Tommy Buser-Clancy, a staff attorney for the ACLU of Texas who is working on the appeal, said that all felons in Texas who have completed their sentences, paroles, or probations automatically get their voting rights back. He also said that it was unusual for someone who cast a provisional ballot to be prosecuted. “All of the studies show that in-person voter fraud is very rare,” he said, “and to go after Ms. Mason, who is not guilty of voter fraud, is extremely rare and, I think, a miscarriage of justice. We at the ACLU of Texas think that the state was trying to find someone to make an example of to trump up their claims of voter fraud, which is why Ms. Mason was singled out.
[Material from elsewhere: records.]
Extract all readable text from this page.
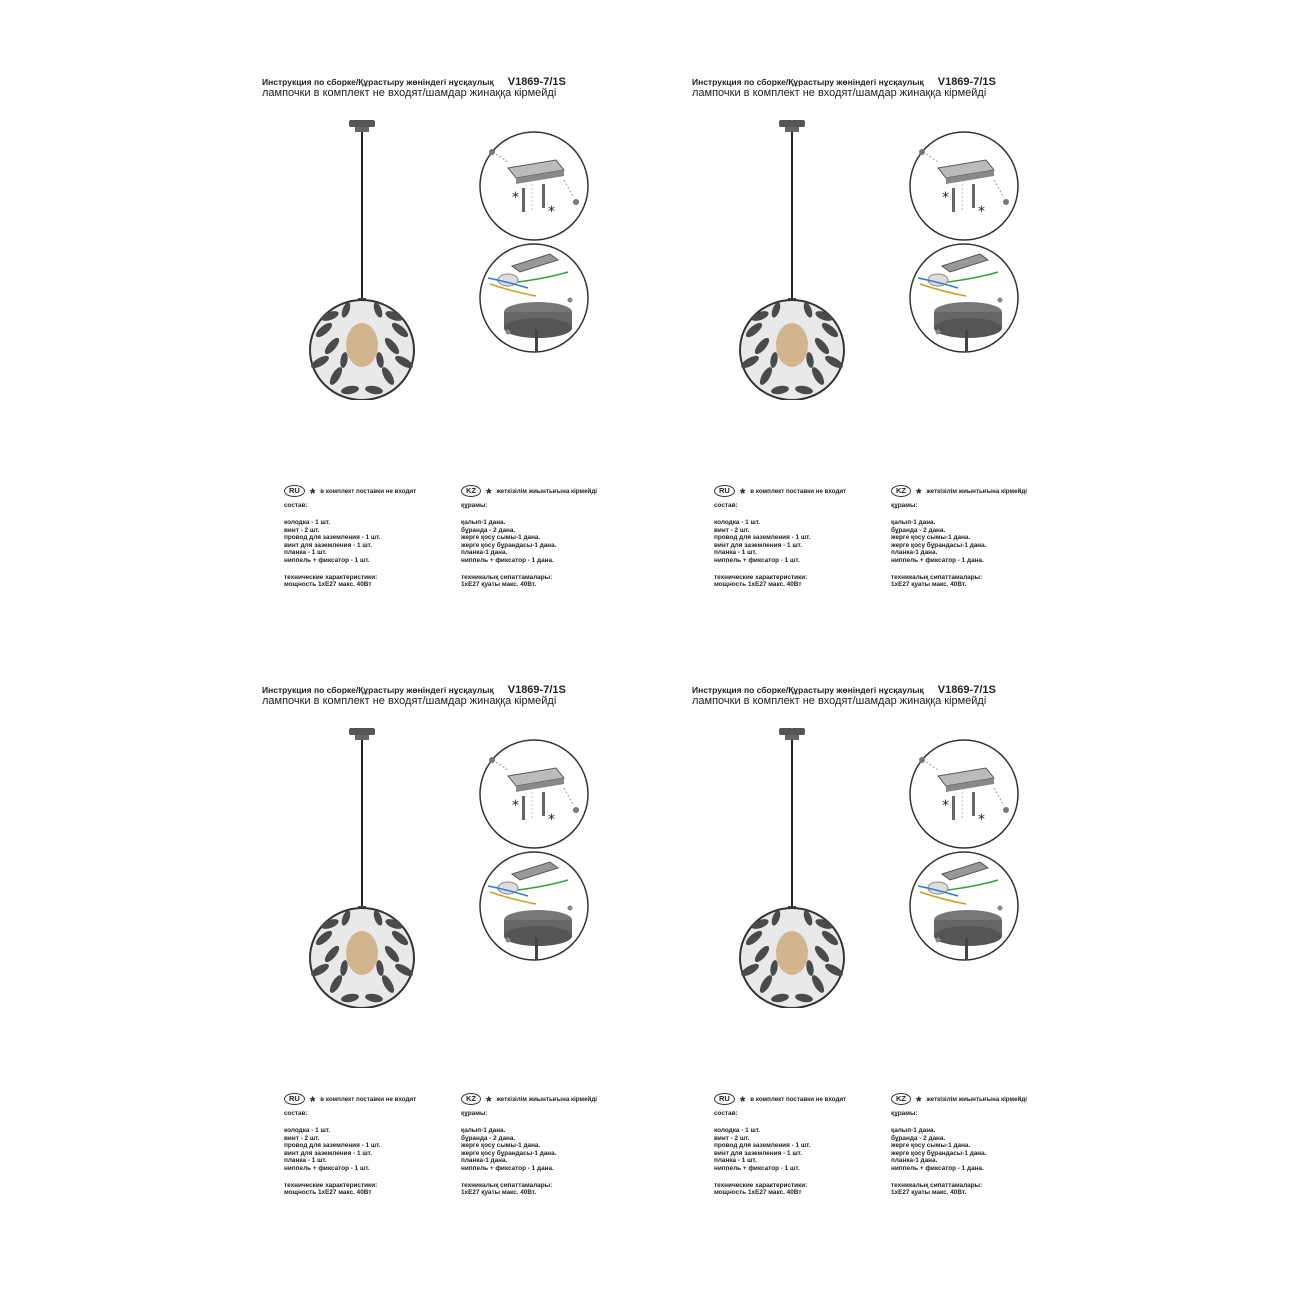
Инструкция по сборке/Құрастыру жөніндегі нұсқаулық V1869-7/1S
лампочки в комплект не входят/шамдар жинаққа кірмейді
*
*
RU * в комплект поставки не входит
состав:
колодка - 1 шт.
винт - 2 шт.
провод для заземления - 1 шт.
винт для заземления - 1 шт.
планка - 1 шт.
ниппель + фиксатор - 1 шт.
технические характеристики:
мощность 1хЕ27 макс. 40Вт
KZ * жеткізілім жиынтығына кірмейді
құрамы:
қалып-1 дана.
бұранда - 2 дана.
жерге қосу сымы-1 дана.
жерге қосу бұрандасы-1 дана.
планка-1 дана.
ниппель + фиксатор - 1 дана.
техникалық сипаттамалары:
1хЕ27 қуаты макс. 40Вт.
Инструкция по сборке/Құрастыру жөніндегі нұсқаулық V1869-7/1S
лампочки в комплект не входят/шамдар жинаққа кірмейді
*
*
RU * в комплект поставки не входит
состав:
колодка - 1 шт.
винт - 2 шт.
провод для заземления - 1 шт.
винт для заземления - 1 шт.
планка - 1 шт.
ниппель + фиксатор - 1 шт.
технические характеристики:
мощность 1хЕ27 макс. 40Вт
KZ * жеткізілім жиынтығына кірмейді
құрамы:
қалып-1 дана.
бұранда - 2 дана.
жерге қосу сымы-1 дана.
жерге қосу бұрандасы-1 дана.
планка-1 дана.
ниппель + фиксатор - 1 дана.
техникалық сипаттамалары:
1хЕ27 қуаты макс. 40Вт.
Инструкция по сборке/Құрастыру жөніндегі нұсқаулық V1869-7/1S
лампочки в комплект не входят/шамдар жинаққа кірмейді
*
*
RU * в комплект поставки не входит
состав:
колодка - 1 шт.
винт - 2 шт.
провод для заземления - 1 шт.
винт для заземления - 1 шт.
планка - 1 шт.
ниппель + фиксатор - 1 шт.
технические характеристики:
мощность 1хЕ27 макс. 40Вт
KZ * жеткізілім жиынтығына кірмейді
құрамы:
қалып-1 дана.
бұранда - 2 дана.
жерге қосу сымы-1 дана.
жерге қосу бұрандасы-1 дана.
планка-1 дана.
ниппель + фиксатор - 1 дана.
техникалық сипаттамалары:
1хЕ27 қуаты макс. 40Вт.
Инструкция по сборке/Құрастыру жөніндегі нұсқаулық V1869-7/1S
лампочки в комплект не входят/шамдар жинаққа кірмейді
*
*
RU * в комплект поставки не входит
состав:
колодка - 1 шт.
винт - 2 шт.
провод для заземления - 1 шт.
винт для заземления - 1 шт.
планка - 1 шт.
ниппель + фиксатор - 1 шт.
технические характеристики:
мощность 1хЕ27 макс. 40Вт
KZ * жеткізілім жиынтығына кірмейді
құрамы:
қалып-1 дана.
бұранда - 2 дана.
жерге қосу сымы-1 дана.
жерге қосу бұрандасы-1 дана.
планка-1 дана.
ниппель + фиксатор - 1 дана.
техникалық сипаттамалары:
1хЕ27 қуаты макс. 40Вт.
We think the law was stretched and misapplied in this case to get a conviction.”
Buser-Clancy pointed to several reasons why he thinks Mason is innocent. “First, she cast a provisional ballot,” he said. “The way those work is that if one is uncertain of their eligibility to vote, you file a provisional ballot and it’s later determined to be valid or not. In her case, the vote was not counted.”
Secondly, he said, Mason was not on probation: “She was on federal supervised release, which is different than traditional Texas probation. And the Texas law says she’s ineligible to vote until her probation ends, but the statute says nothing about federal supervised release. We do not believe she was ineligible to vote.”
There is also the idea that the illegal voting statute requires that the person voting knows he or she is voting illegally. “She did not know she was voting illegally, and the statute’s plain terms state the person has to know they are ineligible,” Buser-Clancy said. “You are not supposed to be prosecuted for making an innocent mistake, because if the state can go after innocent people when they make an innocent mistake, then a lot of people will be scared off from voting.”
The bitter irony of the Mason case is that while the investigation into voter fraud in Texas turned up only a handful of extremely minor cases of fraud (“Texas Loses Voter Suppression Ploy,” May 8), a counter-investigation by the Texas Civil Rights Project discovered that in the 2018 midterm elections more than 277,000 legal voters in Texas were denied their right to vote by a combination of late poll openings, long poll lines, malfunctioning voting machines, and voter intimidation.